I had a client with a few boxes that had dns wide open. Couldn't you use snort to match against those specific requests and just drop those packets?


Regards,

Dovid

-----Original Message-----
From: Mike Hammett <nanog at ics-il.net>
Sender: "NANOG" <nanog-bounces at nanog.org>Date: Fri, 26 Feb 2016 07:27:50 
Cc: NANOG list<nanog at nanog.org>
Subject: Re: Thank you, Comcast.

"you will also block legitimate return traffic if the 
customers run their own DNS servers or use opendns / google dns / etc." 

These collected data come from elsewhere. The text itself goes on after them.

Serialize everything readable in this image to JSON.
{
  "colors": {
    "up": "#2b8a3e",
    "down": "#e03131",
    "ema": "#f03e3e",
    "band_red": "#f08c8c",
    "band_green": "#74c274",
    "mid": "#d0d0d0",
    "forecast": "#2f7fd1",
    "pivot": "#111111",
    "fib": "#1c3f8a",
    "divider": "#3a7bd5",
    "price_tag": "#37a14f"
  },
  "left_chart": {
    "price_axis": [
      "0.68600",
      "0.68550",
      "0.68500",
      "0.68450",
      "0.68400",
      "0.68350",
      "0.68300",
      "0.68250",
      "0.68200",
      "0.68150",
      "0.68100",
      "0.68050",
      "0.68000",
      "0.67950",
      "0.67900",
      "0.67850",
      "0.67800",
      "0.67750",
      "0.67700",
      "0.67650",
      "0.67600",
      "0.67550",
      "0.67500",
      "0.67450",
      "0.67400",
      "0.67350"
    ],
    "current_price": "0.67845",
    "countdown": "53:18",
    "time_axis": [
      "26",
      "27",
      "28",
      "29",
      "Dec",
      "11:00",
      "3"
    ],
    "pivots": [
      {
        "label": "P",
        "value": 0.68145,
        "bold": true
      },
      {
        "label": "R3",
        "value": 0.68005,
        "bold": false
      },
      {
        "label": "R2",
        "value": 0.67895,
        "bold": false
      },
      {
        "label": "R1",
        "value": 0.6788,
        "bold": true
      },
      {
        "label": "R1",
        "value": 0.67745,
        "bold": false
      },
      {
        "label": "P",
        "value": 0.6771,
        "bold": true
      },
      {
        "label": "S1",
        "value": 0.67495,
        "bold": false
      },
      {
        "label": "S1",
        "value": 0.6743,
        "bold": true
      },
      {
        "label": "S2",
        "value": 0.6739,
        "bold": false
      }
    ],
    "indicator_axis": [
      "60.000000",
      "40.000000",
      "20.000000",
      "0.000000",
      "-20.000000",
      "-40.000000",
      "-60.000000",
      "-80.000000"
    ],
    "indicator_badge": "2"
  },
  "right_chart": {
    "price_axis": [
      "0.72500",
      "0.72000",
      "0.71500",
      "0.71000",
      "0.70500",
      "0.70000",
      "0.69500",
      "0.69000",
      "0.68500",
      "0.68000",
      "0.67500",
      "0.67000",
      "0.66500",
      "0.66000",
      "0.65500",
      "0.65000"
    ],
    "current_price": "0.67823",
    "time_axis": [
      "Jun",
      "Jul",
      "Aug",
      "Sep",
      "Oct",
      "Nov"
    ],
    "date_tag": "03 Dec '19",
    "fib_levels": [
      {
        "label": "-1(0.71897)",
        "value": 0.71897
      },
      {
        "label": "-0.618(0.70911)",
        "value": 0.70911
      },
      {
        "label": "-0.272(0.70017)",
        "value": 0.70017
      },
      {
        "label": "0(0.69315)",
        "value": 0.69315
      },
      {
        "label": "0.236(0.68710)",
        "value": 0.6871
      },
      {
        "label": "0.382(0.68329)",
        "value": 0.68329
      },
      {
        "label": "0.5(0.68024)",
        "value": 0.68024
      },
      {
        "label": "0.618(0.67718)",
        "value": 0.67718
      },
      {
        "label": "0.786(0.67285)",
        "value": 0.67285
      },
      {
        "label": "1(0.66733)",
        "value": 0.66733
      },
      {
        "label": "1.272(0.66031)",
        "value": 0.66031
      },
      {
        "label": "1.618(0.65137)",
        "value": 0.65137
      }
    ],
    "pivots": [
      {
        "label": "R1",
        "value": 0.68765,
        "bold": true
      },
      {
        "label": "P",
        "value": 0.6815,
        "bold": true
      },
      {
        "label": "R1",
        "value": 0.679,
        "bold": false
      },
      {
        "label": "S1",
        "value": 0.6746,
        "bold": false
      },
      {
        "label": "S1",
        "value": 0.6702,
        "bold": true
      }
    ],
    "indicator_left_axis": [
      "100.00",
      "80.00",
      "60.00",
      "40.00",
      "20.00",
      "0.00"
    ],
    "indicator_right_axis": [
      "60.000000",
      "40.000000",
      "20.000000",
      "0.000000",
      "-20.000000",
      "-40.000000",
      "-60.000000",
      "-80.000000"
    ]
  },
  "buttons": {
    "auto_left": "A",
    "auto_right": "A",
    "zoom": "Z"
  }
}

I'm fine with that. Residential customers shouldn't be running DNS servers anyway and as far as the outside resolvers to go, ehhhh... I see the case for OpenDNS given that you can use it to filter (though that's easily bypassed), but not really for any others. 




----- 
Mike Hammett 
Intelligent Computing Solutions 
http://www.ics-il.com 

Midwest-IX 
http://www.midwest-ix.com 

----- Original Message -----

From: "Nick Hilliard" <nick at foobar.org> 
To: "Mikael Abrahamsson" <swmike at swm.pp.se> 
Cc: "NANOG list" <nanog at nanog.org> 
Sent: Friday, February 26, 2016 7:17:30 AM 
Subject: Re: Thank you, Comcast. 

Mikael Abrahamsson wrote: 
> Why isn't UDP/53 blocked towards customers? I know historically there 
> were resolvers that used UDP/53 as source port for queries, but is this 
> the case nowadays? 
> 
> I know providers that have blocked UDP/53 towards customers as a 
> countermeasure to the amplification attacks. As far as I heard, there 
> were no customer complaints. 

Traffic from dns-spoofing attacks generally has src port = 53 and dst 
port = random. If you block packets with udp src port=53 towards 
customers, you will also block legitimate return traffic if the 
customers run their own DNS servers or use opendns / google dns / etc.